Facing the imperative of performance, Corbin’s goal is to understand the distance that stretches from the times when rest was seen as a matter of health – that is, a permanent state of happiness – to the great century of rest, which spans from the last third of the 19th century to the middle of the 20th century, with the pleasant allegory of beaches, therapeutic rest in health clinics and paid vacations to relieve the fatigue of work. What changed between one scenario and the other? The Industrial Revolution.
In a conversation with French journalist Julie Clarini for L’Obs magazine, Corbin points out that the current obsession with the need to rest was born with the arrival of factories. Before that, rest was a part of work; the necessary short breaks were taken. Craftsmen and farmers managed their own time. Multiple periods of rest made the work-rest rotation subtle. Then, factories created timed work. This brings to mind David Rooney’s recent essay About Time: A History of Civilization in Twelve Clocks, in which he talks about the importance of clock towers as tools of control that, at the same time, helped governments to condemn laziness. In the open air and in plain sight, these clocks urged people to avoid wasting time. Later, the pocket watch would appear, only to evolve into owner and supervisor, just like the smartphones of today. It is with excessive work that legal rest is established and new concepts such as “leisure,” “relaxation,” “concentration” or “disconnection” appear, as well as the sciences of the spirit of rest as a natural good.

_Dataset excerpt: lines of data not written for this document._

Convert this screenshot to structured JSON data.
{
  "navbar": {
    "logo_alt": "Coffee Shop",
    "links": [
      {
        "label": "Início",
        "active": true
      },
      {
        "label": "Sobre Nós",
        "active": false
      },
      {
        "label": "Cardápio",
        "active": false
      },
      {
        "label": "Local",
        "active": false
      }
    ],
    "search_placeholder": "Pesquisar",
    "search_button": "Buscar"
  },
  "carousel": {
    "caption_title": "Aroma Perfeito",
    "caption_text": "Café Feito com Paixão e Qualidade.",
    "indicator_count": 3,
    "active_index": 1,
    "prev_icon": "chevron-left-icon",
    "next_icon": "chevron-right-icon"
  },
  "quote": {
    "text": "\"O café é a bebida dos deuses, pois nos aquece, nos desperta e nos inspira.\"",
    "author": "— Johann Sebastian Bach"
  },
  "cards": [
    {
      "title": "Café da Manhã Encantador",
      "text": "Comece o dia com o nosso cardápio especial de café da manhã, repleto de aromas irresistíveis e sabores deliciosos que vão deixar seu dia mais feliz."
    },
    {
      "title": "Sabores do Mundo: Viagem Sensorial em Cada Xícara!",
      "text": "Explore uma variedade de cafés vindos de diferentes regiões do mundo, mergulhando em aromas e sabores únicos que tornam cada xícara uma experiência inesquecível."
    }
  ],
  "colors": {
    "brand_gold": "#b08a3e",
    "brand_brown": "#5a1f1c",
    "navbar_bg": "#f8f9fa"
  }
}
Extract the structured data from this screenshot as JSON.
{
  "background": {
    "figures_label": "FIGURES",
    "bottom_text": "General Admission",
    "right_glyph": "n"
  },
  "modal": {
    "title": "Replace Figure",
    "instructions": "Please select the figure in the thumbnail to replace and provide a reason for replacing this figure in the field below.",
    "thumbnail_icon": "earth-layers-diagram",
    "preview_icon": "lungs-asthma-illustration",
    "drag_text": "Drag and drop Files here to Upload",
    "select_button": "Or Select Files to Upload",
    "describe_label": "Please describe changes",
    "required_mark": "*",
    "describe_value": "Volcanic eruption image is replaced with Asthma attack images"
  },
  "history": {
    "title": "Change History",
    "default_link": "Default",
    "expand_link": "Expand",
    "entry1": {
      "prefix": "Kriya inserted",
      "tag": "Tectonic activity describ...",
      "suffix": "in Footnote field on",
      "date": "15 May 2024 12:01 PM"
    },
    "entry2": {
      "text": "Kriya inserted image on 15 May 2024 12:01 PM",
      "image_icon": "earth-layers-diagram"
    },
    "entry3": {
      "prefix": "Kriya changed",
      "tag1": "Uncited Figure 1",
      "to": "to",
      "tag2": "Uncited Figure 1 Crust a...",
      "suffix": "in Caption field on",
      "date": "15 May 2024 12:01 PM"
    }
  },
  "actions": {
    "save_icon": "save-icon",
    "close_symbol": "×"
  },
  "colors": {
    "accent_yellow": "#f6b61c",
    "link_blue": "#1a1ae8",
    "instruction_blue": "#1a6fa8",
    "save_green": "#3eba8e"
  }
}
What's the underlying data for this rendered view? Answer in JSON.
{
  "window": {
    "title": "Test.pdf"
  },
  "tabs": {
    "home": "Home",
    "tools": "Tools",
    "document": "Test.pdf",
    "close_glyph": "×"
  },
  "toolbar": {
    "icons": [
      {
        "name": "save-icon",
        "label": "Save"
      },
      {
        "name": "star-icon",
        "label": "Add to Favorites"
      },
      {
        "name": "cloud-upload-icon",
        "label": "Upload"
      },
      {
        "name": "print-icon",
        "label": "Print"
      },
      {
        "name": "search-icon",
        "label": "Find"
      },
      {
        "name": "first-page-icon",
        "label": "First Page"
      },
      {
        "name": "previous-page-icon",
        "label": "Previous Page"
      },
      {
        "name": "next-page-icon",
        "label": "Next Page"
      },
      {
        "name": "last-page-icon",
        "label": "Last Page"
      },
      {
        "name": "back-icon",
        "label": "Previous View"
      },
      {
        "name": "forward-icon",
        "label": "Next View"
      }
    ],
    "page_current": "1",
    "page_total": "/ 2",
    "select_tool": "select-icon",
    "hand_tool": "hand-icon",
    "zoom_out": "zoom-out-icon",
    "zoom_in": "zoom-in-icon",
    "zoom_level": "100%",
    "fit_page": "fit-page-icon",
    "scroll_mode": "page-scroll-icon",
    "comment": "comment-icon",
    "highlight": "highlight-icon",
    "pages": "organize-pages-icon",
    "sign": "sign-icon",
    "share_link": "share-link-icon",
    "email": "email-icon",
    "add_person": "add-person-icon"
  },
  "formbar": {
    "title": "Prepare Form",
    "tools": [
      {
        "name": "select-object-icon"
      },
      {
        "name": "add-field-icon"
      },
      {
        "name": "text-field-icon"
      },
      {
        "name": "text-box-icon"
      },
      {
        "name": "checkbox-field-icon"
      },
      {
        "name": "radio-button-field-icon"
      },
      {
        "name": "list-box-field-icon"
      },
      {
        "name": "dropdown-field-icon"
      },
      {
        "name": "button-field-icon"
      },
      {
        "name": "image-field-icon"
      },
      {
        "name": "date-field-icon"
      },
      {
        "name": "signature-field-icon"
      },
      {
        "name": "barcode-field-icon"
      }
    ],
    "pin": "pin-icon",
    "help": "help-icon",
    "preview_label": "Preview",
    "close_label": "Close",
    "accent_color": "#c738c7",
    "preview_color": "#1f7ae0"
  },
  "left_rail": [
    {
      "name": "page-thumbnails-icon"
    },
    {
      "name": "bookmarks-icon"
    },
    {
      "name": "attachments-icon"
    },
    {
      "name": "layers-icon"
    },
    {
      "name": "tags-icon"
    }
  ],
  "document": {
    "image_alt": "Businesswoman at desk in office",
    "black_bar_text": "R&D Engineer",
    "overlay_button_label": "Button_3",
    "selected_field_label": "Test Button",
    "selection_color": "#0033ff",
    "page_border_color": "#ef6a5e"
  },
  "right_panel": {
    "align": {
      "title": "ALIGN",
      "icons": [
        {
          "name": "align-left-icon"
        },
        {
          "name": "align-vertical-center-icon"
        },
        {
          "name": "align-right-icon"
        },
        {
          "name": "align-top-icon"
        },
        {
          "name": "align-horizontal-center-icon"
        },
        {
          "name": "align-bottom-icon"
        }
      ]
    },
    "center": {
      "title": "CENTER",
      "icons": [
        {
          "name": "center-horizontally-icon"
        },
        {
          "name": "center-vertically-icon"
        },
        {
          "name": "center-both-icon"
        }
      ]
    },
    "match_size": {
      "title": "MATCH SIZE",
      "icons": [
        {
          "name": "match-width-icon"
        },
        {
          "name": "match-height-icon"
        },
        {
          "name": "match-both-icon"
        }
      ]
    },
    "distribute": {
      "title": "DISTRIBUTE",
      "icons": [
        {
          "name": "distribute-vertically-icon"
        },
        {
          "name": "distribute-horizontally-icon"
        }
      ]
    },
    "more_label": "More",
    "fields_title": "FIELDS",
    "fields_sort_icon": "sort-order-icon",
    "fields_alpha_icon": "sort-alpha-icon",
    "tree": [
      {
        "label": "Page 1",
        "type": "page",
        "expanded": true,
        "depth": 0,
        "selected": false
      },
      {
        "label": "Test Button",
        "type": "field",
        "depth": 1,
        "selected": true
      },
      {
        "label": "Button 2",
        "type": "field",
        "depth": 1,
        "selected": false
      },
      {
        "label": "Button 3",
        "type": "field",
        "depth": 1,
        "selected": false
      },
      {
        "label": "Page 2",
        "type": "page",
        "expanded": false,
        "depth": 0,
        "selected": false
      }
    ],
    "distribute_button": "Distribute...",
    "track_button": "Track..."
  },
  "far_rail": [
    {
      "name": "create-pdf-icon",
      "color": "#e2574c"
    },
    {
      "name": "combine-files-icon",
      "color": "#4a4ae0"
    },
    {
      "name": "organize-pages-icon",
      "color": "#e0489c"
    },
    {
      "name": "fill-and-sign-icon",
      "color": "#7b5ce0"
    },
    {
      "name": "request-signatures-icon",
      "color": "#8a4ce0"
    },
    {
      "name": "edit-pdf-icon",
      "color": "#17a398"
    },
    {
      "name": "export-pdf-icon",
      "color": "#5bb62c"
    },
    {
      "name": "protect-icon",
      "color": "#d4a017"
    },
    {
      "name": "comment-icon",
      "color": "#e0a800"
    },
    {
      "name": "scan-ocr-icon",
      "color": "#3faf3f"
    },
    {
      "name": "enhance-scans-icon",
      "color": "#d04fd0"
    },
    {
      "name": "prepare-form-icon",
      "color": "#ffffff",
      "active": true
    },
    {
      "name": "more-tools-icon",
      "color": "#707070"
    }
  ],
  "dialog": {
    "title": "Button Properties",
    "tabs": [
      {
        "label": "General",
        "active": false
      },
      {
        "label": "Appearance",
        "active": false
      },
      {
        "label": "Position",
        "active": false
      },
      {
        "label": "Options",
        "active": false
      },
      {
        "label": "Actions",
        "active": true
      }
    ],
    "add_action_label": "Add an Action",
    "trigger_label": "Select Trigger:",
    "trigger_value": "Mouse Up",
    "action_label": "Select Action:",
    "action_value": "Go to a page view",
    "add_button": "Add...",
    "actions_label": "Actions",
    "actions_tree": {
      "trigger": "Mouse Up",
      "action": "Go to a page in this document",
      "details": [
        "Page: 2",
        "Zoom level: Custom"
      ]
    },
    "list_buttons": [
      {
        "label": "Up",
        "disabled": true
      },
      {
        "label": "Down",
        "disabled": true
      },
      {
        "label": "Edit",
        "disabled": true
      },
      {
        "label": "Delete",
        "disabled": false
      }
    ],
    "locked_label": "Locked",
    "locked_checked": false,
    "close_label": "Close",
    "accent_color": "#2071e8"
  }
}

To analyze today’s concept of rest we can turn to Google engineer Andrew Smart, who in his 2013 book Autopilot: The Art and Science of Doing Nothing, explains that certain brain networks become more active when we are not doing anything in particular. These moments are very important. It is similar to what happens with physical exercise, he emphasizes; if you walk for a long time, you need to stop and rest – and if that principle is not applied to the brain, then creativity and self-awareness become stifled. Alex Soojung-Kim Pang, founder of Strategy and Rest, a Silicon Valley-based consulting firm that helps companies implement four-day work weeks, published an article titled “How to Rest Well” in the Psyche Guides magazine, where he states: “Just as swimmers and Buddhist monks learn to use their breathing to maintain energy or calm their minds, busy people need to learn how to rest in ways that will help them recharge their mental and physical batteries, and get a burst of creative insight. That requires developing new daily practices, and thinking differently about rest.”
However, it is the always lucid Friedrich Nietzsche who comes off as more contemporary with the reflections he expressed in The Gay Science: “One thinks with a watch in hand [...] one lives like someone who might always ‘miss out on something,’” and “The true virtue today is doing something in less time than someone else.” “Rather do anything than nothing” has become a principle. Yes, Nietzsche saw it all coming, including the helplessness of man in the face of the abyss of existence and work, and the acceleration of time and the associated issues that modernity brought with it: immediacy and a never-ending technological connection.
To sum up: if the Industrial Revolution led to fewer rest periods and the aggravation of worker fatigue, among the privileged classes progress presented the possibility of a kind of rest that is closely related to the emptiness of time; to self-cultivation beyond the simple restoration of strength, that which today we call “personal time,” and which more closely resembles the original meaning of rest.
In The Use of Life (1895), Victorian author John Lubbock – a financial innovator and renowned archaeologist who used his wealth to save the ancient stone circle of Avebury in Wiltshire, England, and who, as a political reformer, led a campaign in favor of taking holidays – was very clear: “Rest is not idleness, and to lie sometimes on the grass under the trees on a summer’s day, listening to the murmur of water, or watching the clouds float across the blue sky, is by no means a waste of time.”